Fin du suspense: "Grâce à Dieu", le film de François Ozon sur une affaire de pédophilie qui a secoué l'Eglise lyonnaise sortira bien en salles mercredi, après avoir franchi un ultime obstacle judiciaire.

Le long-métrage raconte la naissance de l'association de victimes "La Parole Libérée", fondée à Lyon en 2015 par d'anciens scouts accusant d'agressions sexuelles le père Bernard Preynat.

François Ozon s'était dit "zen" mardi matin, affichant sa confiance en la justice. Mais le prolifique réalisateur n'a pas caché son soulagement, tweettant "Merci Lyon, +Grâce à Dieu+ sortira bien le 20 février 2019", quelques minutes seulement après la décision du Tribunal de grande instance de Lyon, où il était assigné en référé (procédure d'urgence) par une ex-membre du diocèse de Lyon, Régine Maire.

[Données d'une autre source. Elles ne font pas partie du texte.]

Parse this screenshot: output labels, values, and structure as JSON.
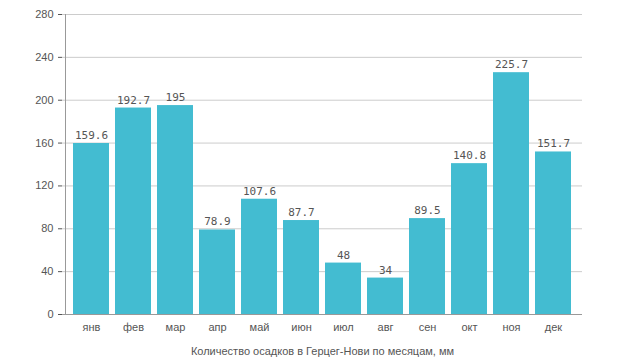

Cette dernière a été déboutée de sa demande. Elle réclamait que le réalisateur supprime son nom du film au nom du respect de sa vie privée et de sa présomption d’innocence.

Cette femme, aujourd'hui âgée de 80 ans, a comparu début janvier à Lyon aux côtés du cardinal Philippe Barbarin pour ne pas avoir dénoncé à la justice les agressions de l'ex-prêtre. Le jugement dans ce dossier doit être rendu dans quelques jours, le 7 mars.

Le film prend le parti de citer nommément le cardinal Barbarin, le père Preynat et Régine Maire mais de donner seulement les prénoms des victimes.

C'est une seconde victoire pour l'équipe du film, qui avait aussi été assignée par Bernard Preynat directement. L'ex-prêtre demandait un report de sa sortie au nom de la présomption d'innocence car il n'a pas encore été jugé. Mais sa demande a aussi été rejetée lundi à Paris.

"Nous sommes heureux que le tribunal de Lyon ait appliqué le principe de liberté d'information et de création (même) quand il semble s'opposer aux droits des personnes", s'est réjoui Paul-Albert Iweins, l'un des deux avocats du producteur et du distributeur du film, interrogé par l'AFP.

Une décision contraire "aurait été catastrophique pour le film", ajoute l'avocat.

Si la justice avait donné satisfaction à Mme Maire, cela aurait retardé techniquement la sortie de l’œuvre. Il aurait en effet fallu rappeler les quelque 300 copies déjà distribuées dans les salles de cinéma et réenregistrer la bande-son.

- Un film sur la "fragilité masculine" -

"Mme Maire est déçue", a réagi de son côté son avocat, Me Xavier Vahramian. Sa cliente a vu le film lors d'une avant-première il y a quelques jours et ne s'est pas reconnue. On la présente, a-t-il relevé, comme "un personnage dénué d'empathie, sévère et ayant pour but alors de servir le cardinal Barbarin".

Dans sa décision, le tribunal estime que le film ne porte pas atteinte à sa vie privée car elle y agi en tant que psychologue bénévole au diocèse, un domaine de la vie publique selon les juges, rapporte encore Me Vahramian.

Le film, qui a eu un fort écho médiatique et qui est déjà auréolé du Prix du Jury de la Berlinale, sort en pleine actualité judiciaire. Mais sa date de sortie avait été programmée en raison justement de sa sélection au festival de Berlin, a toujours plaidé François Ozon.

D'ailleurs pour lui, son film n'est pas centré sur les rôles au cœur des procédures judiciaires, mais bien sur la vie des victimes.

"Mon but au départ, c'était de faire un film sur la fragilité masculine. Le film est sur les victimes, pas sur le père Preynat. Le point de départ, c'est le fait divers, mais après je pars sur ces hommes qui ont osé parler, et les répercussions de la libération de la parole pour quelqu'un qui à 40 ans témoigne qu'il a été victime", a-t-il encore justifié mardi.

Malgré ces deux victoires, le réalisateur n'en a pas pour autant terminé avec la justice. Les avocats du père Preynat vont symboliquement faire appel de la décision le concernant. Ils en font une question de principe et de défense de la présomption d’innocence.

Régine Maire, elle, réfléchit aux "suites potentielles".